短編集‥*.°

「…え…?」

「ま、そう言うのあんまり信じねえ方が良いぞ。あと…付き合う気ねえから。ごめんな」

付き合う気が…ない?

そんな、おかしい、運命の赤い糸で、小指をギュッと結ばれているんだよ…?

指が千切れるくらいに…。

気づけば私は、ポケットに手を入れていた。

いつも私がポケットに入れている物を、右手でつかむ。

「ね、春谷くん!待って!」

秋也が…。

面倒くさそうに振り向いて

「ん?なんだよ…!?」

あの綺麗な黒い目を見開いた。

「秋也…」

キラリ光るカッターナイフを振りかざす。

「…え、は!?おま、ふざけん…」

「一緒に死のう、秋也」


あと少し…。

あと少しで秋也は私と結ばれ…。

「あれ?楠木さん、秋也…。
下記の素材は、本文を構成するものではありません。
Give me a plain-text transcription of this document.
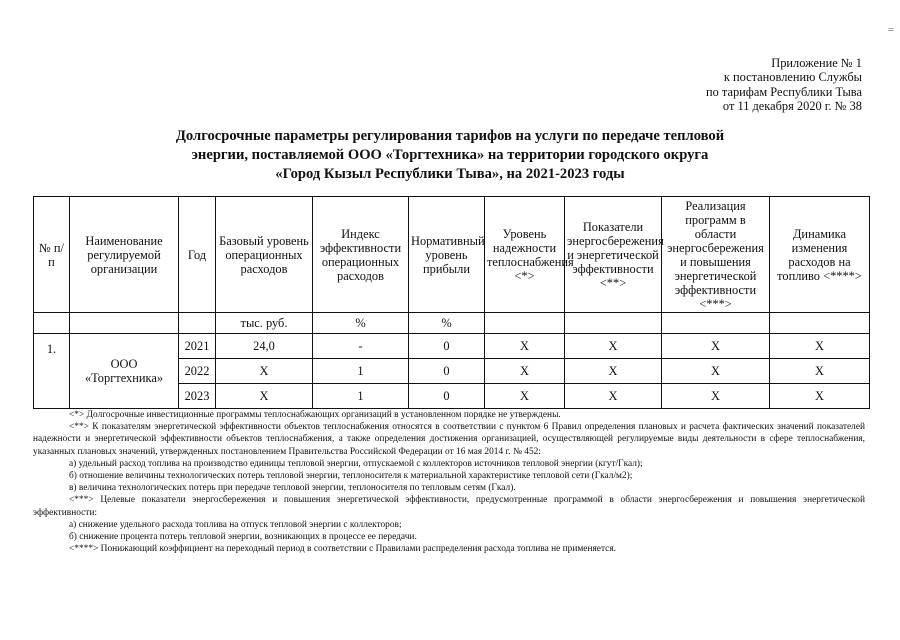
=
Приложение № 1
к постановлению Службы
по тарифам Республики Тыва
от 11 декабря 2020 г. № 38
Долгосрочные параметры регулирования тарифов на услуги по передаче тепловой
энергии, поставляемой ООО «Торгтехника» на территории городского округа
«Город Кызыл Республики Тыва», на 2021-2023 годы
№ п/п	Наименование регулируемой организации	Год	Базовый уровень операционных расходов	Индекс эффективности операционных расходов	Нормативный уровень прибыли	Уровень надежности теплоснабжения <*>	Показатели энергосбережения и энергетической эффективности <**>	Реализация программ в области энергосбережения и повышения энергетической эффективности <***>	Динамика изменения расходов на топливо <****>
			тыс. руб.	%	%				
1.	ООО «Торгтехника»	2021	24,0	-	0	Х	Х	Х	Х
		2022	Х	1	0	Х	Х	Х	Х
		2023	Х	1	0	Х	Х	Х	Х

<*> Долгосрочные инвестиционные программы теплоснабжающих организаций в установленном порядке не утверждены.

<**> К показателям энергетической эффективности объектов теплоснабжения относятся в соответствии с пунктом 6 Правил определения плановых и расчета фактических значений показателей надежности и энергетической эффективности объектов теплоснабжения, а также определения достижения организацией, осуществляющей регулируемые виды деятельности в сфере теплоснабжения, указанных плановых значений, утвержденных постановлением Правительства Российской Федерации от 16 мая 2014 г. № 452:

а) удельный расход топлива на производство единицы тепловой энергии, отпускаемой с коллекторов источников тепловой энергии (кгут/Гкал);

б) отношение величины технологических потерь тепловой энергии, теплоносителя к материальной характеристике тепловой сети (Гкал/м2);

в) величина технологических потерь при передаче тепловой энергии, теплоносителя по тепловым сетям (Гкал).

<***> Целевые показатели энергосбережения и повышения энергетической эффективности, предусмотренные программой в области энергосбережения и повышения энергетической эффективности:

а) снижение удельного расхода топлива на отпуск тепловой энергии с коллекторов;

б) снижение процента потерь тепловой энергии, возникающих в процессе ее передачи.

<****> Понижающий коэффициент на переходный период в соответствии с Правилами распределения расхода топлива не применяется.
なにしてるの?」

耳障りな声が聞こえた。

あの声、まさか!

「ばっ、瑠美、逃げろ!」

…ふん、やっぱり瀬川だ。

なら、瀬川が…。

先にシネ!

私は瀬川の方に走って行った。

瀬川が間抜けヅラをさらしている。

カッターナイフが輝く。

「死ね!」

__鮮血の血飛沫が舞った。

うん、やっぱり…。

赤い雨と水溜りは、綺麗だ。

紺色の制服がもっと深くなっていく。

「瑠美!!瑠美!?」

秋也が叫んでる。

あんなクソ豚の心配なんかいらないよ。

私ダケをミテ…?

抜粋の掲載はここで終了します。